During independence, chai became a symbol of the swadeshi movement. Britishers rapidly grew tea as the trading beverage with other countries.
Tea was a cheap beverage, so during colonial rule when there was hunger and poverty tea worked as a medicine which energized people.
Mahatma Gandhi’s Anti-tea movement
The journey of tea from getting criticized to becoming the national drink of India must have been tough right?
In a book by Mahatma Gandhi, ‘A Key To Health’ Gandhi said that the tannin which is present in tea was harmful for tea consumers, he declared tea an intoxicant substance.
The astringents present in tea exploited the digestive system and killed hunger which led to many health problems.
The moment when India was consuming and exporting more than half of its tea, Mahatma Gandhi started the Anti- tea movement although he himself had tea on a regular basis.
But soon Gandhiji adopted veganism and left consuming milk tea, replaced it with almond milk and had liquor tea.

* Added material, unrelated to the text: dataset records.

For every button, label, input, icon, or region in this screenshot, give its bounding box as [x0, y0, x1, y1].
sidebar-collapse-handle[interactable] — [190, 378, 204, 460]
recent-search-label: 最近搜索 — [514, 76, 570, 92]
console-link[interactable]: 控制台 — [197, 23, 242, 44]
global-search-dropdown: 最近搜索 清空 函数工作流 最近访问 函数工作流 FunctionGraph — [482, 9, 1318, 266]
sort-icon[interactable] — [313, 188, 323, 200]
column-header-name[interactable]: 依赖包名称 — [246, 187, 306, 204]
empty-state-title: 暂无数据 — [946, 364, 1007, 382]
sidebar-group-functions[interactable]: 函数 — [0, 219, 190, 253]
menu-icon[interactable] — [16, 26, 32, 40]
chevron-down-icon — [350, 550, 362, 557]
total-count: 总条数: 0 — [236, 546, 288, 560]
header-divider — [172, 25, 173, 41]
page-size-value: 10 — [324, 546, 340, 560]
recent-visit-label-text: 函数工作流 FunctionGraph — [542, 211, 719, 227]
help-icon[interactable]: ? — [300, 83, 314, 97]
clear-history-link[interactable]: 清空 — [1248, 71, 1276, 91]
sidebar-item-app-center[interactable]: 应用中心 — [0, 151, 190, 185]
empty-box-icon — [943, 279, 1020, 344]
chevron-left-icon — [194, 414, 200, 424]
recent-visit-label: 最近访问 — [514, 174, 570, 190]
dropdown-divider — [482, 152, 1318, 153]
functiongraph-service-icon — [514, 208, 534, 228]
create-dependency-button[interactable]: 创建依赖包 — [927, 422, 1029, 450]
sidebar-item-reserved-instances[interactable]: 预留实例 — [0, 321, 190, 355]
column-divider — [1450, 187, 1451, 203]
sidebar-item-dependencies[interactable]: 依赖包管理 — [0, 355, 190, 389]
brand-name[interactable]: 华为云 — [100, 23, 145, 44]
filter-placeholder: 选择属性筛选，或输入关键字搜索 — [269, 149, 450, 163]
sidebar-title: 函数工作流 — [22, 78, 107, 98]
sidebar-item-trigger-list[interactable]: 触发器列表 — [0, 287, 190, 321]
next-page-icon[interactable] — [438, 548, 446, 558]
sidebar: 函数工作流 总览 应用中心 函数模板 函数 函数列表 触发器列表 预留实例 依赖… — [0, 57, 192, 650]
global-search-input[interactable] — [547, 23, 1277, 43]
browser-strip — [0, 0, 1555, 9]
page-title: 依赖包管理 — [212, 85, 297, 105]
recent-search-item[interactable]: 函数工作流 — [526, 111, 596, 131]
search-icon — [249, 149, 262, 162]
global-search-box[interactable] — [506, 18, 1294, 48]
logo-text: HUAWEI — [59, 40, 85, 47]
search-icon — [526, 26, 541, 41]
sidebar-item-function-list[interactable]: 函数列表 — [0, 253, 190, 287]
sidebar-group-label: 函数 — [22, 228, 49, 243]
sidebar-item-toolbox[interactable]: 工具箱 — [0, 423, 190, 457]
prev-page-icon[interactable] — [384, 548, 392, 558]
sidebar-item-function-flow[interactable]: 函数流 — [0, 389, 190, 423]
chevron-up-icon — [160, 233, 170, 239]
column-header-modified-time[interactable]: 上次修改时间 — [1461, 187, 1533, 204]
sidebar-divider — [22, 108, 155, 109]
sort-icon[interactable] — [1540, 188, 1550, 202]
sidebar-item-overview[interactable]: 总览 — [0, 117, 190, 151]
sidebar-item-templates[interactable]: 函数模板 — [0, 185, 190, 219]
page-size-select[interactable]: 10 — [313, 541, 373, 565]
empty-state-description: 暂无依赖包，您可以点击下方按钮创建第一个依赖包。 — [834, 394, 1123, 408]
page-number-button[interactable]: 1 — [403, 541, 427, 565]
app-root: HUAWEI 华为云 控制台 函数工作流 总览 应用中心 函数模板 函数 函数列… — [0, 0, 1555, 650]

The fixed tea budget in the Indian households
Each Indian household has separate space occupied for tea, the same budget does not change ever from the ration.
Indians have a fixed routine of bed tea , according to the National Tea Board the domestic consumption of tea is 80%.
The tea consumption rate is highest in Northern India, where the consumption rate is 32% and the western regions consume around 31% of tea.
Eastern India is said to have the lowest consumption of tea by 19% while the South which provides spices to India consumes 18% of the tea.
However 88% of people are potential tea drinkers in every Indian households.